DFJ closes debut growth-stage fund on $290m

US venture firm Draper Fisher Jurvetson has closed its first-ever growth stage tech fund on $290 million, exceeding its $250 million target. The fund is already 25 percent invested in five companies DFJ hopes will become ‘$1 billion’ enterprises.

Draper Fisher Jurvetson has again broadened its investment strategy with closure of its debut growth-stage fund, DFJ Growth, on $290 million (€203 million). The closure follows the Silicon Valley venture firm’s geographic expansion in recent months to Europe, Israel, Russia and Brazil.

Unlike the 22-year old firm’s early stage-focussed core funds, DFJ Growth will pursue Series B and Series C tech investments in companies “where technical risk is behind the company and there’s some evidence of market validation in terms of revenues or bookings, or in some cases, subscribers or users,” said Mark Bailey, a managing director of DJF Growth and former executive at Symantec and Healtheon/WebMD.

We tend to invest earlier than other late-stage funds and we're swinging from the fences.

Mark Bailey

Typically that will translate into companies around the globe with quarterly revenues of around $100 million, and will result in initial investments ranging from $8 million to $10 million, or as much as $20 million over several rounds, Bailey said.

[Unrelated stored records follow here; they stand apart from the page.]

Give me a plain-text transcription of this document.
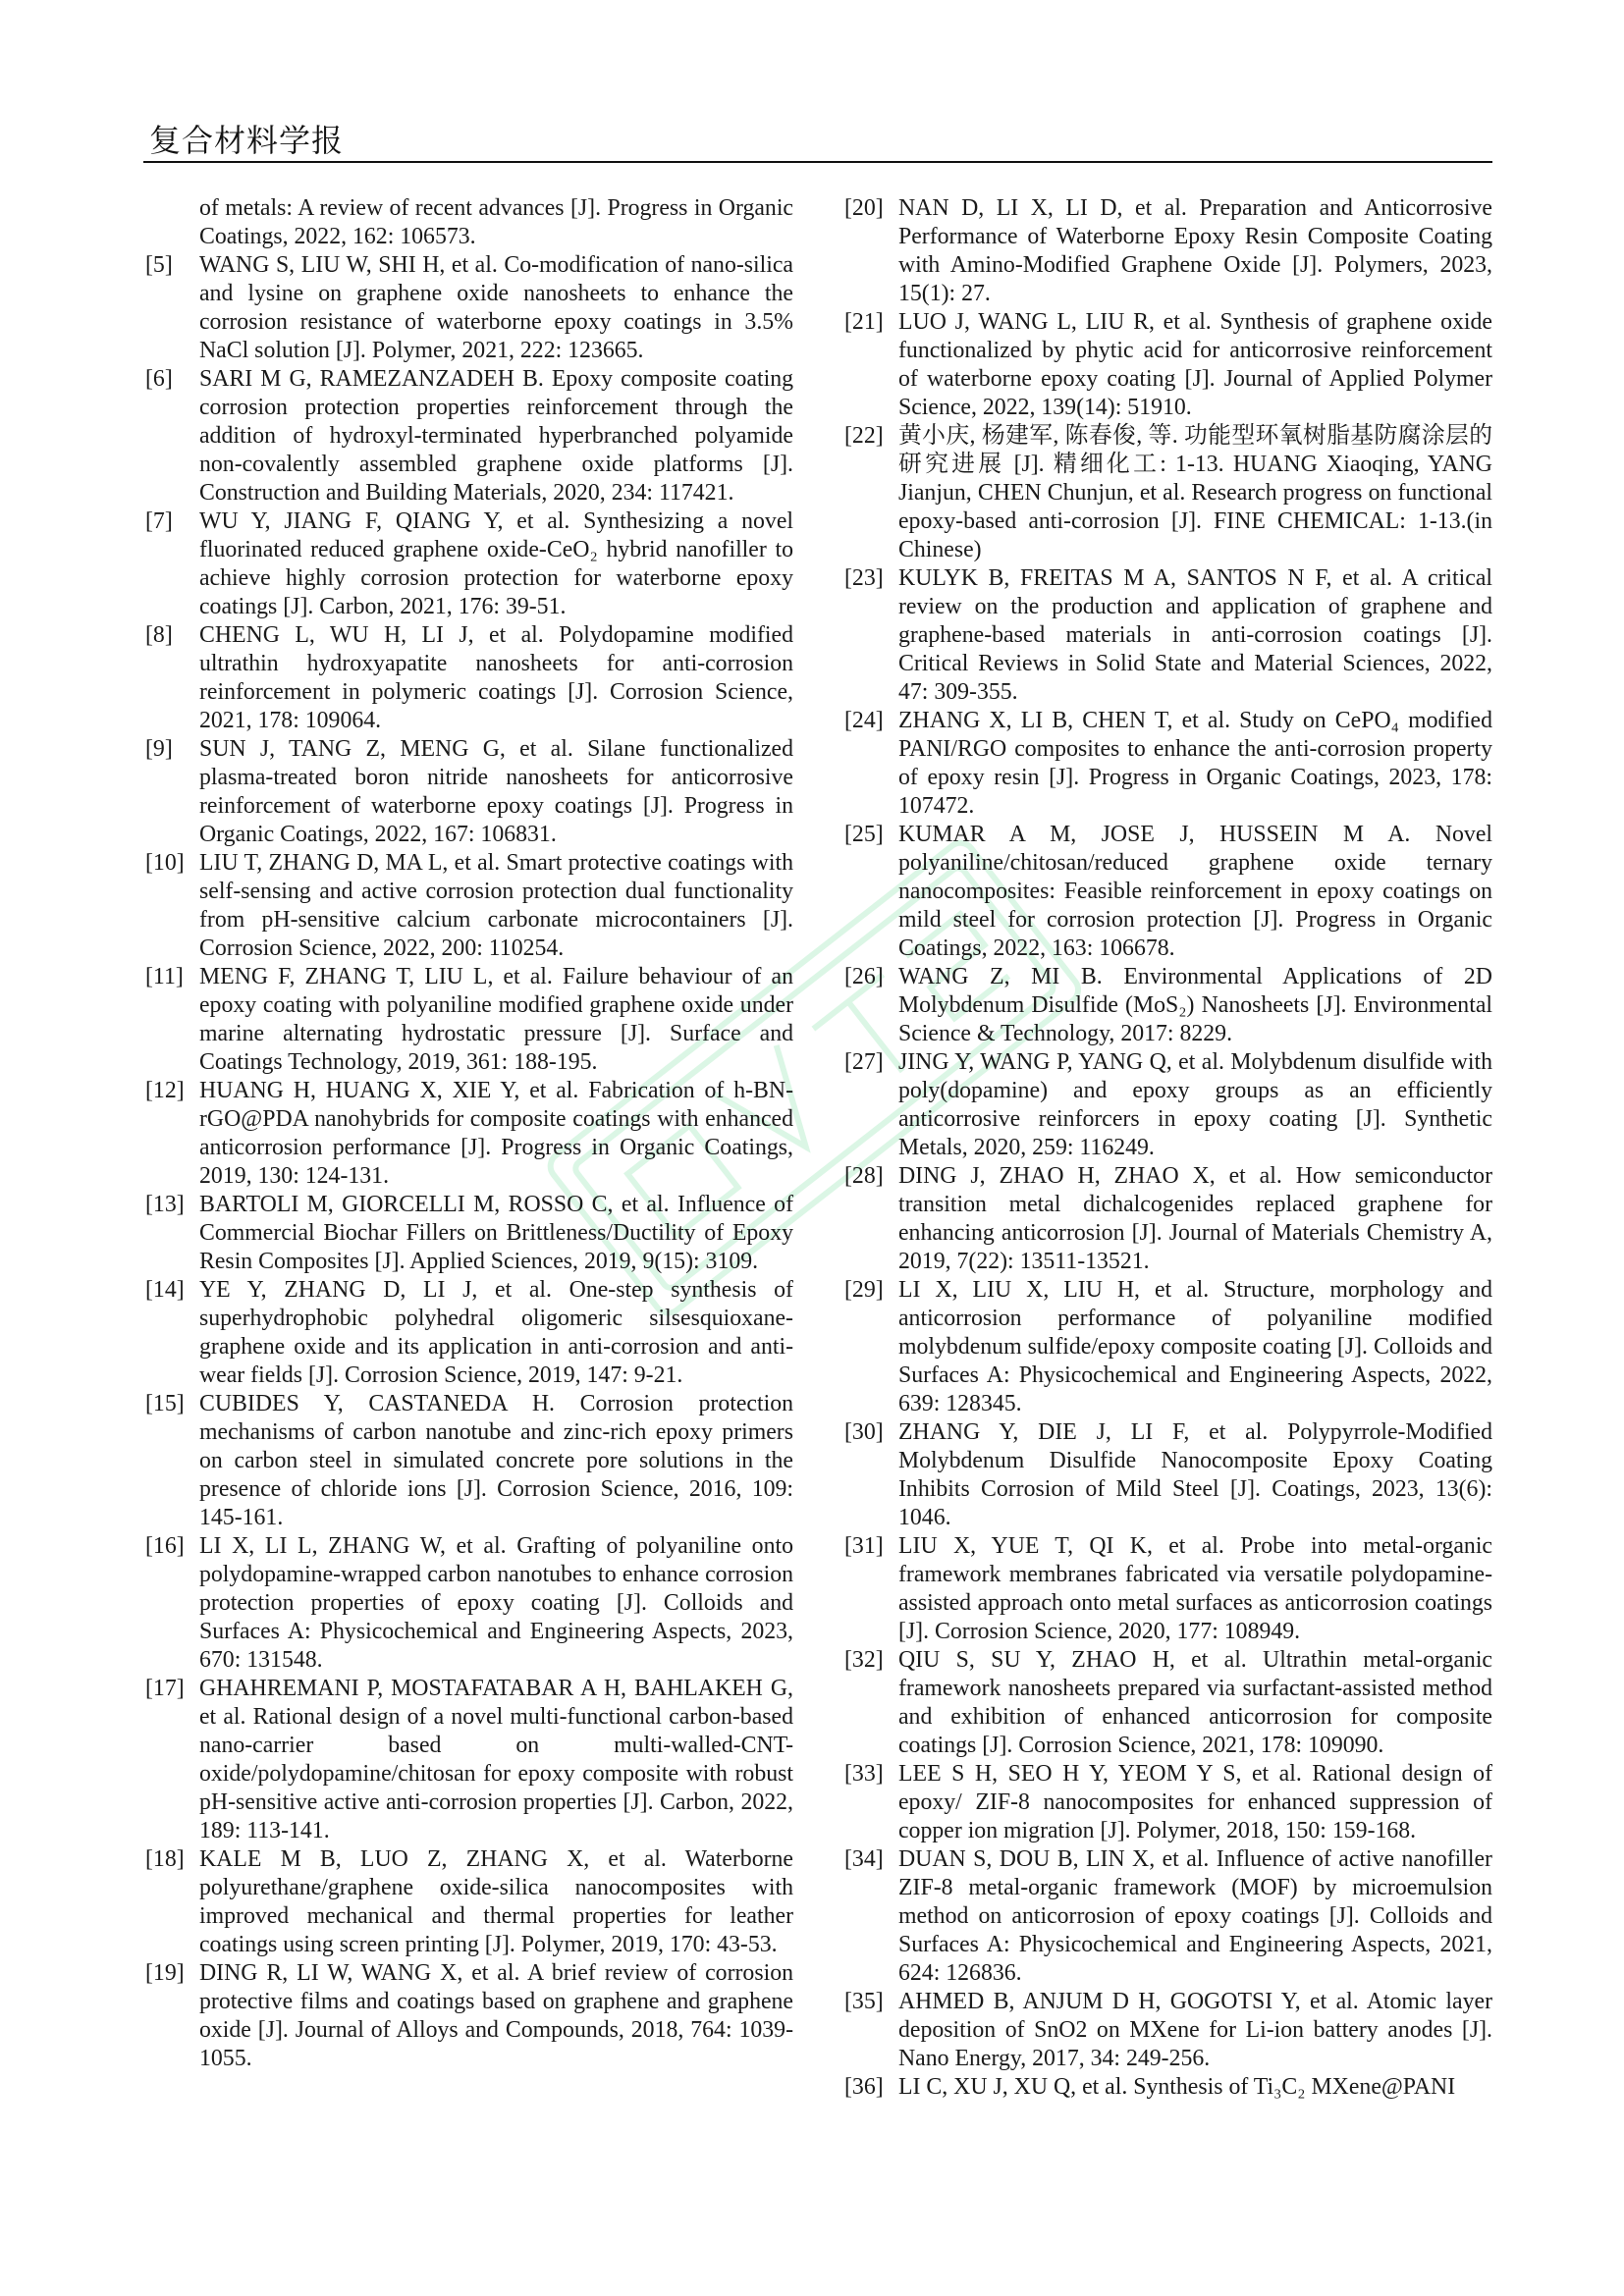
复合材料学报
of metals: A review of recent advances [J]. Progress in Organic Coatings, 2022, 162: 106573.
[5]	WANG S, LIU W, SHI H, et al. Co-modification of nano-silica and lysine on graphene oxide nanosheets to enhance the corrosion resistance of waterborne epoxy coatings in 3.5% NaCl solution [J]. Polymer, 2021, 222: 123665.
[6]	SARI M G, RAMEZANZADEH B. Epoxy composite coating corrosion protection properties reinforcement through the addition of hydroxyl-terminated hyperbranched polyamide non-covalently assembled graphene oxide platforms [J]. Construction and Building Materials, 2020, 234: 117421.
[7]	WU Y, JIANG F, QIANG Y, et al. Synthesizing a novel fluorinated reduced graphene oxide-CeO₂ hybrid nanofiller to achieve highly corrosion protection for waterborne epoxy coatings [J]. Carbon, 2021, 176: 39-51.
[8]	CHENG L, WU H, LI J, et al. Polydopamine modified ultrathin hydroxyapatite nanosheets for anti-corrosion reinforcement in polymeric coatings [J]. Corrosion Science, 2021, 178: 109064.
[9]	SUN J, TANG Z, MENG G, et al. Silane functionalized plasma-treated boron nitride nanosheets for anticorrosive reinforcement of waterborne epoxy coatings [J]. Progress in Organic Coatings, 2022, 167: 106831.
[10] LIU T, ZHANG D, MA L, et al. Smart protective coatings with self-sensing and active corrosion protection dual functionality from pH-sensitive calcium carbonate microcontainers [J]. Corrosion Science, 2022, 200: 110254.
[11] MENG F, ZHANG T, LIU L, et al. Failure behaviour of an epoxy coating with polyaniline modified graphene oxide under marine alternating hydrostatic pressure [J]. Surface and Coatings Technology, 2019, 361: 188-195.
[12] HUANG H, HUANG X, XIE Y, et al. Fabrication of h-BN-rGO@PDA nanohybrids for composite coatings with enhanced anticorrosion performance [J]. Progress in Organic Coatings, 2019, 130: 124-131.
[13] BARTOLI M, GIORCELLI M, ROSSO C, et al. Influence of Commercial Biochar Fillers on Brittleness/Ductility of Epoxy Resin Composites [J]. Applied Sciences, 2019, 9(15): 3109.
[14] YE Y, ZHANG D, LI J, et al. One-step synthesis of superhydrophobic polyhedral oligomeric silsesquioxane-graphene oxide and its application in anti-corrosion and anti-wear fields [J]. Corrosion Science, 2019, 147: 9-21.
[15] CUBIDES Y, CASTANEDA H. Corrosion protection mechanisms of carbon nanotube and zinc-rich epoxy primers on carbon steel in simulated concrete pore solutions in the presence of chloride ions [J]. Corrosion Science, 2016, 109: 145-161.
[16] LI X, LI L, ZHANG W, et al. Grafting of polyaniline onto polydopamine-wrapped carbon nanotubes to enhance corrosion protection properties of epoxy coating [J]. Colloids and Surfaces A: Physicochemical and Engineering Aspects, 2023, 670: 131548.
[17] GHAHREMANI P, MOSTAFATABAR A H, BAHLAKEH G, et al. Rational design of a novel multi-functional carbon-based nano-carrier based on multi-walled-CNT-oxide/polydopamine/chitosan for epoxy composite with robust pH-sensitive active anti-corrosion properties [J]. Carbon, 2022, 189: 113-141.
[18] KALE M B, LUO Z, ZHANG X, et al. Waterborne polyurethane/graphene oxide-silica nanocomposites with improved mechanical and thermal properties for leather coatings using screen printing [J]. Polymer, 2019, 170: 43-53.
[19] DING R, LI W, WANG X, et al. A brief review of corrosion protective films and coatings based on graphene and graphene oxide [J]. Journal of Alloys and Compounds, 2018, 764: 1039-1055.
[20] NAN D, LI X, LI D, et al. Preparation and Anticorrosive Performance of Waterborne Epoxy Resin Composite Coating with Amino-Modified Graphene Oxide [J]. Polymers, 2023, 15(1): 27.
[21] LUO J, WANG L, LIU R, et al. Synthesis of graphene oxide functionalized by phytic acid for anticorrosive reinforcement of waterborne epoxy coating [J]. Journal of Applied Polymer Science, 2022, 139(14): 51910.
[22] 黄小庆, 杨建军, 陈春俊, 等. 功能型环氧树脂基防腐涂层的研究进展 [J]. 精细化工: 1-13. HUANG Xiaoqing, YANG Jianjun, CHEN Chunjun, et al. Research progress on functional epoxy-based anti-corrosion [J]. FINE CHEMICAL: 1-13.(in Chinese)
[23] KULYK B, FREITAS M A, SANTOS N F, et al. A critical review on the production and application of graphene and graphene-based materials in anti-corrosion coatings [J]. Critical Reviews in Solid State and Material Sciences, 2022, 47: 309-355.
[24] ZHANG X, LI B, CHEN T, et al. Study on CePO₄ modified PANI/RGO composites to enhance the anti-corrosion property of epoxy resin [J]. Progress in Organic Coatings, 2023, 178: 107472.
[25] KUMAR A M, JOSE J, HUSSEIN M A. Novel polyaniline/chitosan/reduced graphene oxide ternary nanocomposites: Feasible reinforcement in epoxy coatings on mild steel for corrosion protection [J]. Progress in Organic Coatings, 2022, 163: 106678.
[26] WANG Z, MI B. Environmental Applications of 2D Molybdenum Disulfide (MoS₂) Nanosheets [J]. Environmental Science & Technology, 2017: 8229.
[27] JING Y, WANG P, YANG Q, et al. Molybdenum disulfide with poly(dopamine) and epoxy groups as an efficiently anticorrosive reinforcers in epoxy coating [J]. Synthetic Metals, 2020, 259: 116249.
[28] DING J, ZHAO H, ZHAO X, et al. How semiconductor transition metal dichalcogenides replaced graphene for enhancing anticorrosion [J]. Journal of Materials Chemistry A, 2019, 7(22): 13511-13521.
[29] LI X, LIU X, LIU H, et al. Structure, morphology and anticorrosion performance of polyaniline modified molybdenum sulfide/epoxy composite coating [J]. Colloids and Surfaces A: Physicochemical and Engineering Aspects, 2022, 639: 128345.
[30] ZHANG Y, DIE J, LI F, et al. Polypyrrole-Modified Molybdenum Disulfide Nanocomposite Epoxy Coating Inhibits Corrosion of Mild Steel [J]. Coatings, 2023, 13(6): 1046.
[31] LIU X, YUE T, QI K, et al. Probe into metal-organic framework membranes fabricated via versatile polydopamine-assisted approach onto metal surfaces as anticorrosion coatings [J]. Corrosion Science, 2020, 177: 108949.
[32] QIU S, SU Y, ZHAO H, et al. Ultrathin metal-organic framework nanosheets prepared via surfactant-assisted method and exhibition of enhanced anticorrosion for composite coatings [J]. Corrosion Science, 2021, 178: 109090.
[33] LEE S H, SEO H Y, YEOM Y S, et al. Rational design of epoxy/ ZIF-8 nanocomposites for enhanced suppression of copper ion migration [J]. Polymer, 2018, 150: 159-168.
[34] DUAN S, DOU B, LIN X, et al. Influence of active nanofiller ZIF-8 metal-organic framework (MOF) by microemulsion method on anticorrosion of epoxy coatings [J]. Colloids and Surfaces A: Physicochemical and Engineering Aspects, 2021, 624: 126836.
[35] AHMED B, ANJUM D H, GOGOTSI Y, et al. Atomic layer deposition of SnO2 on MXene for Li-ion battery anodes [J]. Nano Energy, 2017, 34: 249-256.
[36] LI C, XU J, XU Q, et al. Synthesis of Ti₃C₂ MXene@PANI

Up to 20 percent of the fund’s investments will be made outside the United States.

DFJ Growth differentiates itself from other growth stage venture funds because “we tend to invest earlier than other late-stage funds and we’re swinging from the fences”, Bailey said, invoking a baseball analogy that alludes to scoring elusive “home runs” as DFJ has done previously with investments like Skype and Hotmail.

The fund’s approach to building a portfolio of 20-some companies, he said, is to own roughly 10 percent of each company that it sees as a possible “home run”, or with the potential to value $1 billion and result in a lucrative exit.

“If the company is indeed worth $1 billion dollars, we have a chance on any given investment to pay back the fund,” Bailey said. “We’re going at this in a very DFJ style, targeting companies that are serving very large markets, companies that are [market- or technology-] disruptive.”

DFJ Growth’s industry focus is also similar to DFJ’s core strategy, which tends to be IT-centric; it includes areas such as digital conversion, cleantech and nanotech.

“Further out,” Bailey said, “we’re really intrigued by the intersection of life sciences and IT” such as genomics.

DFJ Growth had an initial target of $250 million and since its first close in August 2006, has invested approximately 25 percent of its total committed capital in five companies: Kajeet, a pay-as-you-go mobile phone service for ‘tweenagers’; Visto, a provider of email applications for mobile phones; Californian solar energy systems provider Solar City; UUSSEE, a Chinese company providing television content via internet; and Raydiance, creator of the world's first desktop ultra-short pulse laser, which allows for “very fine machining of cellular structures or materials”, Bailey said.

“Each one of these has the chance to become a very successful company” leading to a large sale or initial public offering, he added.

In addition to Bailey, the fund’s team is led by former AOL chairman and chief executive Barry Schuler and DFJ managing director and co-founder John Fisher.

Via its global affiliate network, DFJ has offices in 33 cities worldwide and manages roughly $5.7 billion in capital.